Maybe it’s a coincidence or maybe most writers don’t have much experience with violent death. Still, some things would seem to be self evident.
I’ve read two novels in the past two weeks, one on Authonomy and the other by a major author, both of which have similar violent scenes: in the first one, a family traveling by wagon in 19th century Spain is attacked by bandits. The young son witnesses his middle-class father shoot bandits, yet seems completely unfazed both by the violent death of bandits at his own father's hand and by the bandits' threat to rape his mother. The next day, when the family arrives at the grandparents' farm, the boy is shocked--shocked, I tell you!!--at the poverty of his grandfather’s tenants.  

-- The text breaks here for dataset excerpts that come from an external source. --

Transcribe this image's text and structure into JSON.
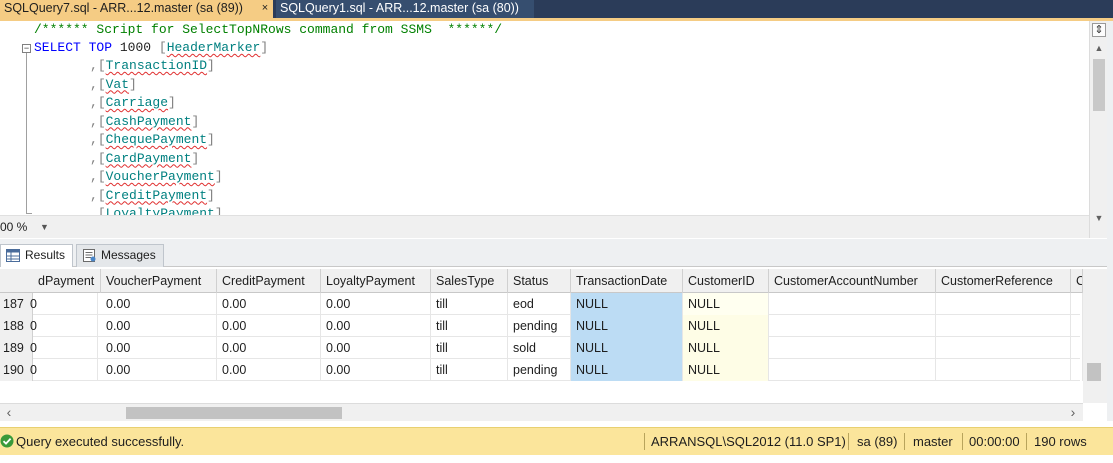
{
  "tabs": {
    "active": "SQLQuery7.sql - ARR...12.master (sa (89))",
    "active_close": "×",
    "inactive": "SQLQuery1.sql - ARR...12.master (sa (80))"
  },
  "editor": {
    "comment": "/****** Script for SelectTopNRows command from SSMS  ******/",
    "select_kw": "SELECT",
    "top_kw": "TOP",
    "top_value": "1000",
    "first_column": "HeaderMarker",
    "columns": [
      "TransactionID",
      "Vat",
      "Carriage",
      "CashPayment",
      "ChequePayment",
      "CardPayment",
      "VoucherPayment",
      "CreditPayment",
      "LoyaltyPayment"
    ],
    "collapse_symbol": "−"
  },
  "zoom": {
    "value": "00 %"
  },
  "results": {
    "tab_results": "Results",
    "tab_messages": "Messages",
    "headers": [
      "dPayment",
      "VoucherPayment",
      "CreditPayment",
      "LoyaltyPayment",
      "SalesType",
      "Status",
      "TransactionDate",
      "CustomerID",
      "CustomerAccountNumber",
      "CustomerReference",
      "C"
    ],
    "rows": [
      {
        "num": "187",
        "cells": [
          "0",
          "0.00",
          "0.00",
          "0.00",
          "till",
          "eod",
          "NULL",
          "NULL",
          "",
          "",
          ""
        ]
      },
      {
        "num": "188",
        "cells": [
          "0",
          "0.00",
          "0.00",
          "0.00",
          "till",
          "pending",
          "NULL",
          "NULL",
          "",
          "",
          ""
        ]
      },
      {
        "num": "189",
        "cells": [
          "0",
          "0.00",
          "0.00",
          "0.00",
          "till",
          "sold",
          "NULL",
          "NULL",
          "",
          "",
          ""
        ]
      },
      {
        "num": "190",
        "cells": [
          "0",
          "0.00",
          "0.00",
          "0.00",
          "till",
          "pending",
          "NULL",
          "NULL",
          "",
          "",
          ""
        ]
      }
    ]
  },
  "status": {
    "message": "Query executed successfully.",
    "server": "ARRANSQL\\SQL2012 (11.0 SP1)",
    "user": "sa (89)",
    "database": "master",
    "elapsed": "00:00:00",
    "rows": "190 rows"
  },
  "colors": {
    "tab_active": "#f5cc84",
    "status_bar": "#fbe59b",
    "null_highlight": "#bcdcf4",
    "keyword": "#0000ff",
    "comment": "#008000",
    "identifier": "#008080"
  },
  "icons": {
    "results_tab": "grid-icon",
    "messages_tab": "message-icon",
    "status": "success-check-icon"
  }
}
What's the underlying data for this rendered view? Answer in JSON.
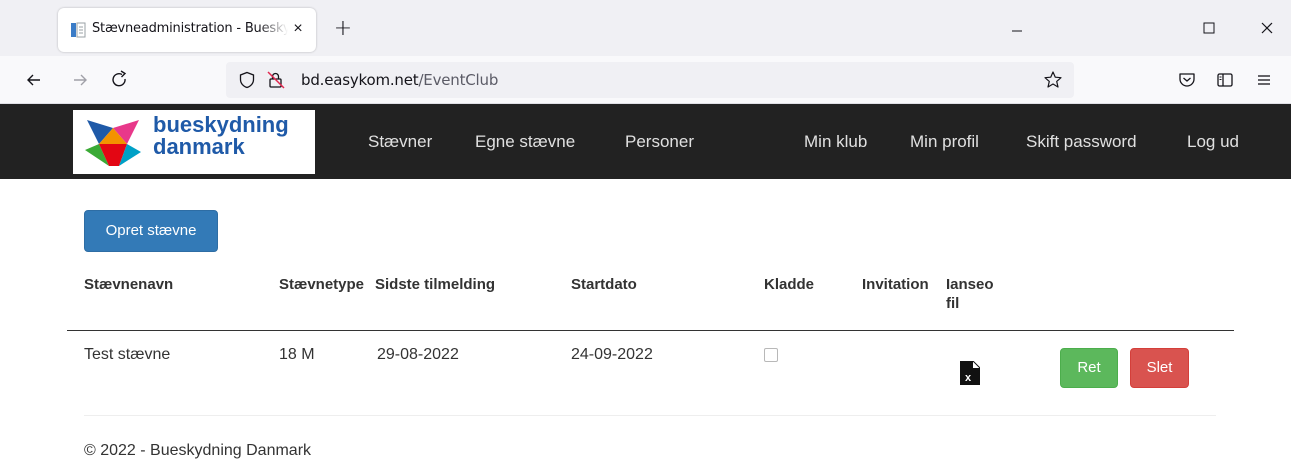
{
  "browser": {
    "tab_title": "Stævneadministration - Bueskydning Danmark",
    "tab_close": "×",
    "new_tab": "+",
    "url_domain": "bd.easykom.net",
    "url_path": "/EventClub"
  },
  "site": {
    "logo_line1": "bueskydning",
    "logo_line2": "danmark",
    "menu": {
      "staevner": "Stævner",
      "egne": "Egne stævne",
      "personer": "Personer",
      "minklub": "Min klub",
      "minprofil": "Min profil",
      "skift": "Skift password",
      "logud": "Log ud"
    }
  },
  "main": {
    "create_button": "Opret stævne",
    "columns": {
      "name": "Stævnenavn",
      "type": "Stævnetype",
      "deadline": "Sidste tilmelding",
      "start": "Startdato",
      "draft": "Kladde",
      "invitation": "Invitation",
      "ianseo_1": "Ianseo",
      "ianseo_2": "fil"
    },
    "rows": [
      {
        "name": "Test stævne",
        "type": "18 M",
        "deadline": "29-08-2022",
        "start": "24-09-2022",
        "draft": false,
        "ret": "Ret",
        "slet": "Slet"
      }
    ]
  },
  "footer": {
    "copyright": "© 2022 - Bueskydning Danmark"
  }
}
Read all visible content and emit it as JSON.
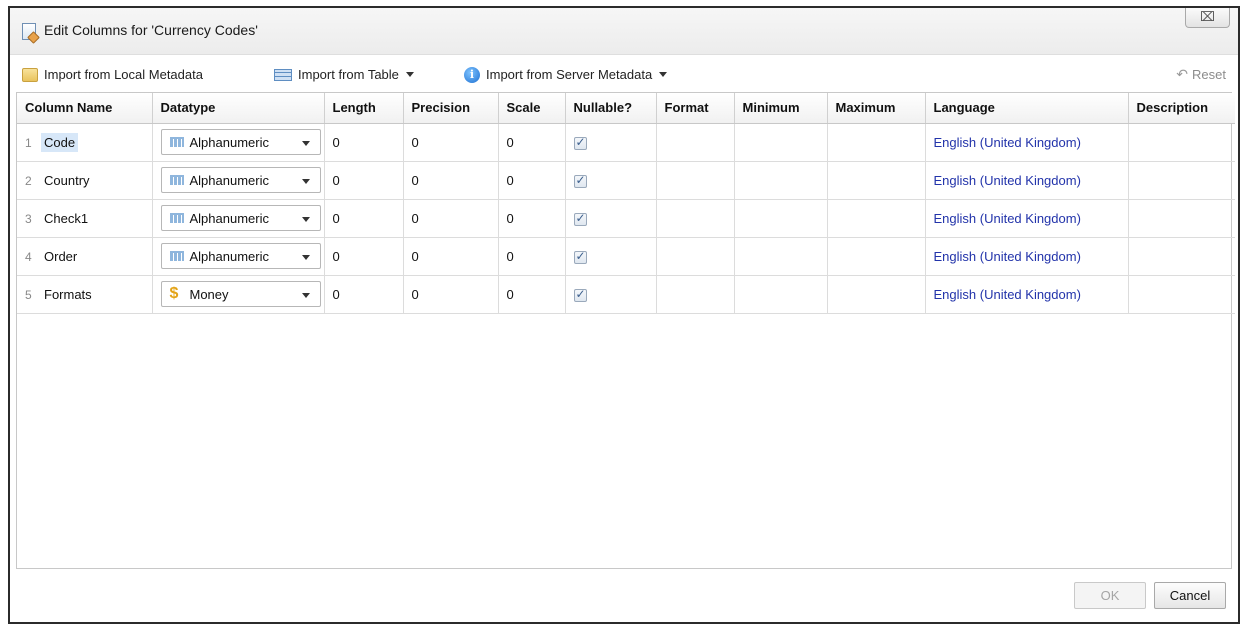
{
  "window": {
    "title": "Edit Columns for 'Currency Codes'",
    "close_glyph": "⌧"
  },
  "toolbar": {
    "import_local": "Import from Local Metadata",
    "import_table": "Import from Table",
    "import_server": "Import from Server Metadata",
    "reset": "Reset"
  },
  "grid": {
    "headers": [
      "Column Name",
      "Datatype",
      "Length",
      "Precision",
      "Scale",
      "Nullable?",
      "Format",
      "Minimum",
      "Maximum",
      "Language",
      "Description"
    ],
    "rows": [
      {
        "num": "1",
        "name": "Code",
        "datatype": "Alphanumeric",
        "datatype_icon": "alphanumeric-icon",
        "length": "0",
        "precision": "0",
        "scale": "0",
        "nullable": true,
        "format": "",
        "minimum": "",
        "maximum": "",
        "language": "English (United Kingdom)",
        "description": ""
      },
      {
        "num": "2",
        "name": "Country",
        "datatype": "Alphanumeric",
        "datatype_icon": "alphanumeric-icon",
        "length": "0",
        "precision": "0",
        "scale": "0",
        "nullable": true,
        "format": "",
        "minimum": "",
        "maximum": "",
        "language": "English (United Kingdom)",
        "description": ""
      },
      {
        "num": "3",
        "name": "Check1",
        "datatype": "Alphanumeric",
        "datatype_icon": "alphanumeric-icon",
        "length": "0",
        "precision": "0",
        "scale": "0",
        "nullable": true,
        "format": "",
        "minimum": "",
        "maximum": "",
        "language": "English (United Kingdom)",
        "description": ""
      },
      {
        "num": "4",
        "name": "Order",
        "datatype": "Alphanumeric",
        "datatype_icon": "alphanumeric-icon",
        "length": "0",
        "precision": "0",
        "scale": "0",
        "nullable": true,
        "format": "",
        "minimum": "",
        "maximum": "",
        "language": "English (United Kingdom)",
        "description": ""
      },
      {
        "num": "5",
        "name": "Formats",
        "datatype": "Money",
        "datatype_icon": "money-icon",
        "length": "0",
        "precision": "0",
        "scale": "0",
        "nullable": true,
        "format": "",
        "minimum": "",
        "maximum": "",
        "language": "English (United Kingdom)",
        "description": ""
      }
    ]
  },
  "footer": {
    "ok": "OK",
    "cancel": "Cancel"
  },
  "colors": {
    "link": "#2233aa",
    "selection": "#d7e7f8",
    "disabled_text": "#a5a5a5"
  }
}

I would think the truth would be the other way around: a boy living in a 19th-century Spanish city would take poverty for granted, while being at least somewhat traumatized by the bandits and their deaths.
In another novel, a teenage girl working in a bed & breaakfast finds a guest  with a knife so deeply embedded in her throat that the woman is impaled onto the mattress. If seeing this macabre scene upset the girl, the reader wouldn’t know it. The next day, she’s flirting with one of the suspects and getting crushes on the police inspector.
Though as writers, we create artificial worlds governed by rules that we impose, if we are writing about characters who are based on human beings and not Spock, we need to ask ourselves, “How would a sixteen-year-old react to finding the body of woman murdered in the house where she works? How would seeing such a horrible, violent scene affect her?” Or, “How often does a young Spanish boy see poverty in 19th century Spain? How often would he see his well-to-do father shoot men?”
The answers to these questions, not preconceived character notes, should guide character development.